Reputation: 57
I have a simple chunk of deterministic work that only takes thirteen machine instructions to complete. Because the first instruction takes a homemade semaphore (spinlock) and the last instruction releases it, I am safe from all of the other threads running on the other cores as they are attempting to take and give the same semaphore.
The problem arises when some thread interrupts a thread holding the semaphore before it can finish its "critical section". Worst case the interruption kills the thread while holding the semaphore or as can happen one of the threads normally competing for the semaphore branches out into code that can generate the interrupt causing a deadlock.
I don't have a way synchronizing with these other threads when they branch into those parts of the code I can't control. I think I need to disable interrupts like I used to do in my old VxWorks days when I was running in kernel mode. Its always thirteen instructions and I am always completely safe if I can get all thirteen instructions done before I have to honor an interrupt. Oh and it is all my own internal data, other that the homemade semaphore there is nothing that locks anything else up.
I have read several answers that I think are close. Most have to do with Critical Section calls on the Windows API (wrong OS but maybe the right concept).
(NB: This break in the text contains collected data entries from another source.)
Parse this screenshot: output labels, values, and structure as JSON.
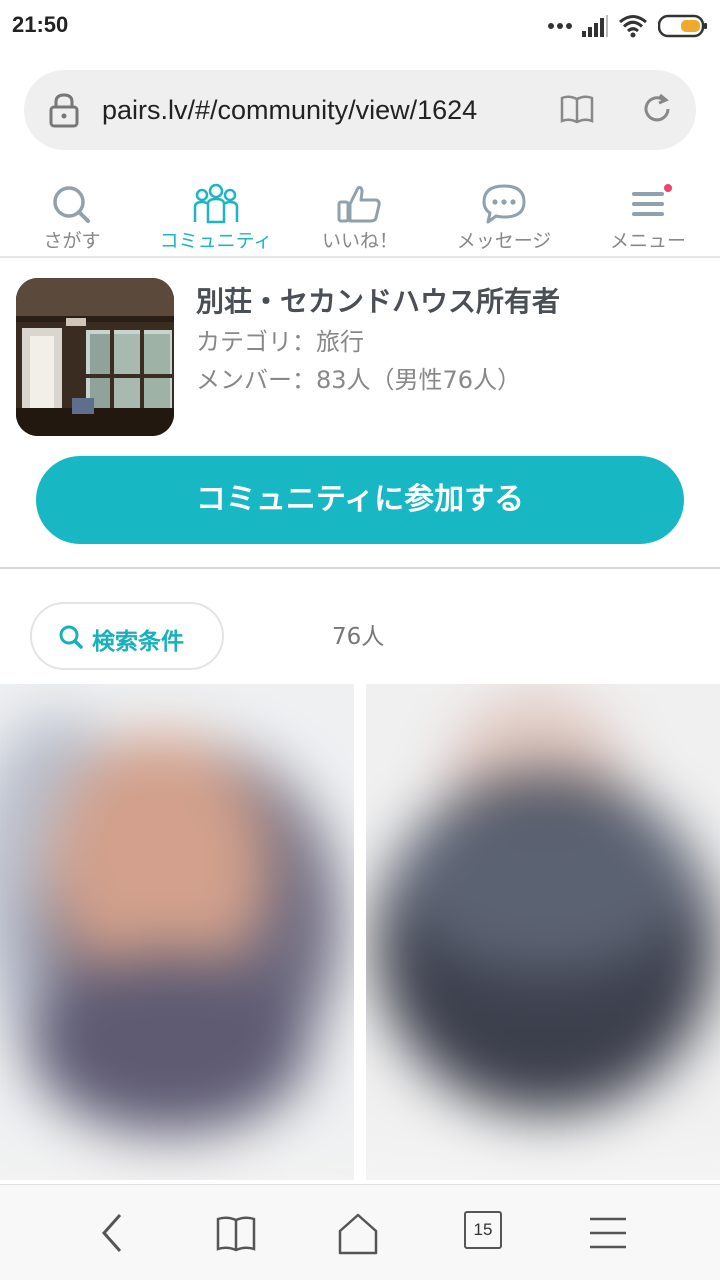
{
  "status_bar": {
    "time": "21:50"
  },
  "browser": {
    "url": "pairs.lv/#/community/view/1624"
  },
  "tabs": [
    {
      "label": "さがす",
      "icon": "search-icon",
      "active": false
    },
    {
      "label": "コミュニティ",
      "icon": "community-icon",
      "active": true
    },
    {
      "label": "いいね！",
      "icon": "thumbs-up-icon",
      "active": false
    },
    {
      "label": "メッセージ",
      "icon": "message-icon",
      "active": false
    },
    {
      "label": "メニュー",
      "icon": "menu-icon",
      "active": false
    }
  ],
  "community": {
    "title": "別荘・セカンドハウス所有者",
    "category": "カテゴリ：旅行",
    "members": "メンバー：83人（男性76人）"
  },
  "join_button": "コミュニティに参加する",
  "search": {
    "label": "検索条件",
    "count": "76人"
  },
  "bottom_bar": {
    "tab_count": "15"
  },
  "colors": {
    "accent": "#17b8c4",
    "badge": "#ee4466"
  }
}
Most of the wrong solutions assume that I can get all of the offending threads to use a mutex that I create with the pthread libraries.
I need this solution in C/C++ on Linux and Solaris.
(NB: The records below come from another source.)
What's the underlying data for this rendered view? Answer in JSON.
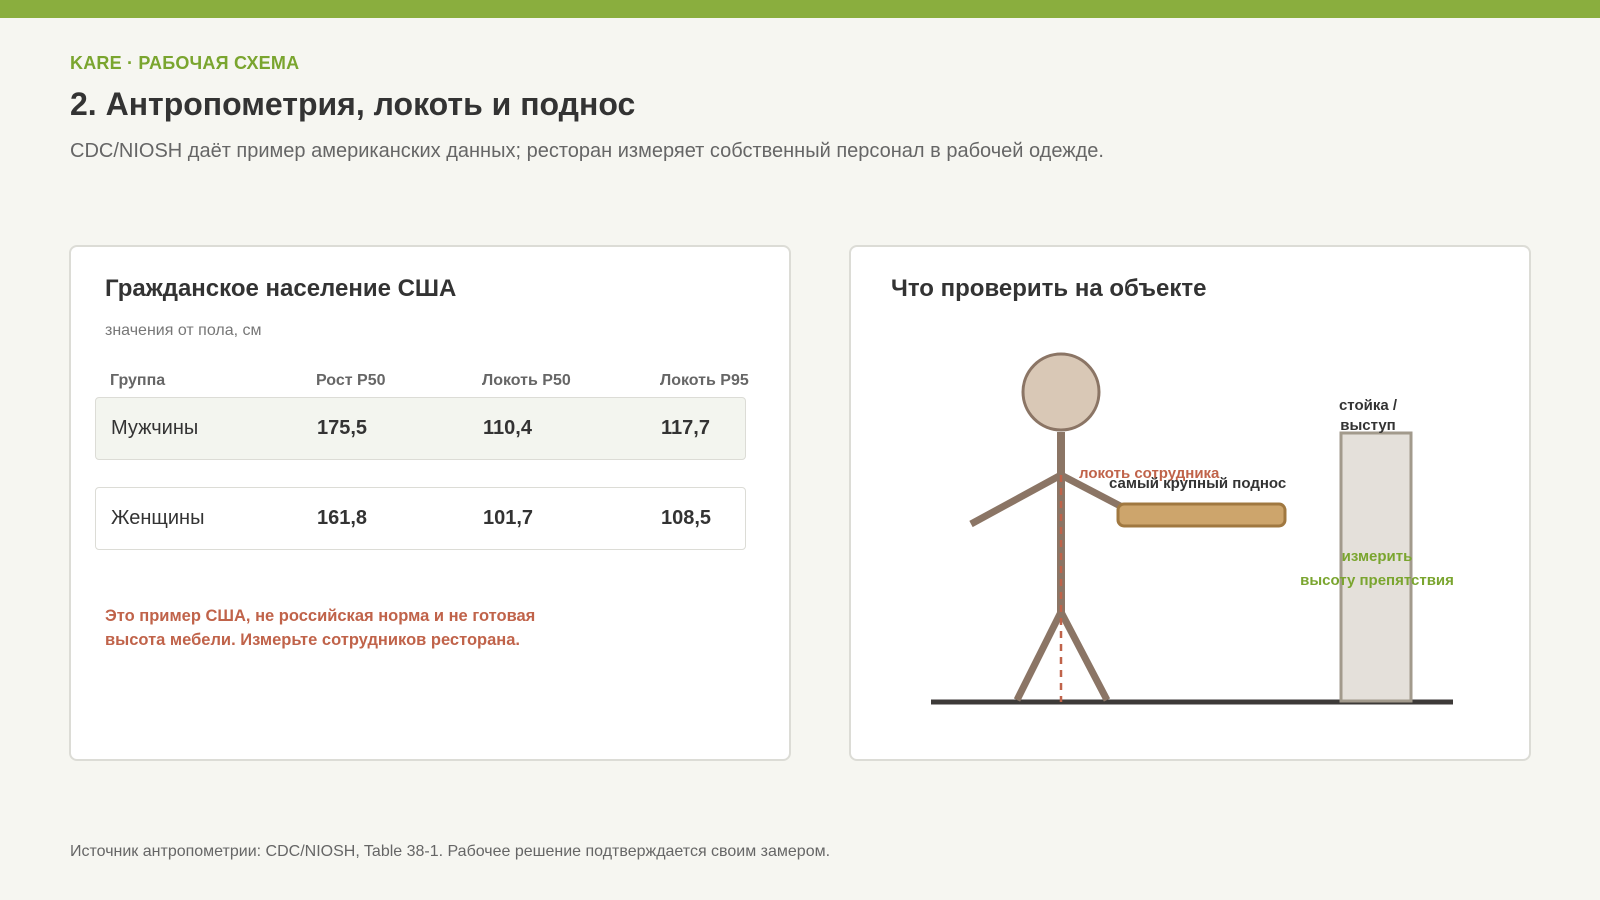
{
  "header": {
    "eyebrow": "KARE · РАБОЧАЯ СХЕМА",
    "title": "2. Антропометрия, локоть и поднос",
    "subtitle": "CDC/NIOSH даёт пример американских данных; ресторан измеряет собственный персонал в рабочей одежде."
  },
  "table_card": {
    "title": "Гражданское население США",
    "note": "значения от пола, см",
    "columns": [
      "Группа",
      "Рост P50",
      "Локоть P50",
      "Локоть P95"
    ],
    "rows": [
      {
        "group": "Мужчины",
        "height_p50": "175,5",
        "elbow_p50": "110,4",
        "elbow_p95": "117,7"
      },
      {
        "group": "Женщины",
        "height_p50": "161,8",
        "elbow_p50": "101,7",
        "elbow_p95": "108,5"
      }
    ],
    "warning_line1": "Это пример США, не российская норма и не готовая",
    "warning_line2": "высота мебели. Измерьте сотрудников ресторана."
  },
  "diagram_card": {
    "title": "Что проверить на объекте",
    "label_elbow": "локоть сотрудника",
    "label_tray": "самый крупный поднос",
    "label_counter_line1": "стойка /",
    "label_counter_line2": "выступ",
    "label_measure_line1": "измерить",
    "label_measure_line2": "высоту препятствия"
  },
  "footer": {
    "source": "Источник антропометрии: CDC/NIOSH, Table 38-1. Рабочее решение подтверждается своим замером."
  },
  "colors": {
    "accent_green": "#8aae3e",
    "warning_red": "#c0634a",
    "figure_brown": "#8b7565",
    "head_fill": "#d9c8b6",
    "tray_fill": "#cda56c",
    "counter_fill": "#e4e0da"
  }
}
Johnny Crash's question is very close prevent linux thread from being interrupted by scheduler
KermitG also Can I prevent a Linux user space pthread yielding in critical code?
Thanks for your consideration.
Upvotes: 5
Views: 7032
Reputation: 752
Yes, yes - 7 years old - I need to do exactly this but for other reasons. So I put this here for others to read in a historical context.
I am writing an emulation layer for an embedded RTOS where I need to emulate the embedded platform CPU_irq_disable(), and CPU_irq_restore() The closest thing I can think of is to disable peemption in the scheduler.
Yes, the target does have an RTOS - sometimes it does not.
IO is emulated via sockets, ie: a serial port is like a stream socket!
A GPIO pin (Edge IRQ) can be a socket to. The current value is in a quasi-global to the driver, and to wait for a pin change = waiting for a packet to arrive on a socket.
So the socket read thread acts like an IRQ when a packet shows up. Thus- to emulate irq disable, it is reasonable to emulate by disabling pre-emption within my own application.
Also at the embedded application layer, I need to emulate what would be a superloop.
No amount of mutex stuff is going to emulate the embedded platform reasonably.
Upvotes: 0
Reputation: 12923
You may not prevent preemption of a user-mode thread. Critical sections (and all other sync objects) prevent collisions of your threads, however they by no means prevent them from preemption by the OS.
If your other threads branch into something on timeout, whereas that something may lead to a deadlock - you have a design problem.
A correct design should be the most pessimistic: preemption may occur everywhere for indeterminate time.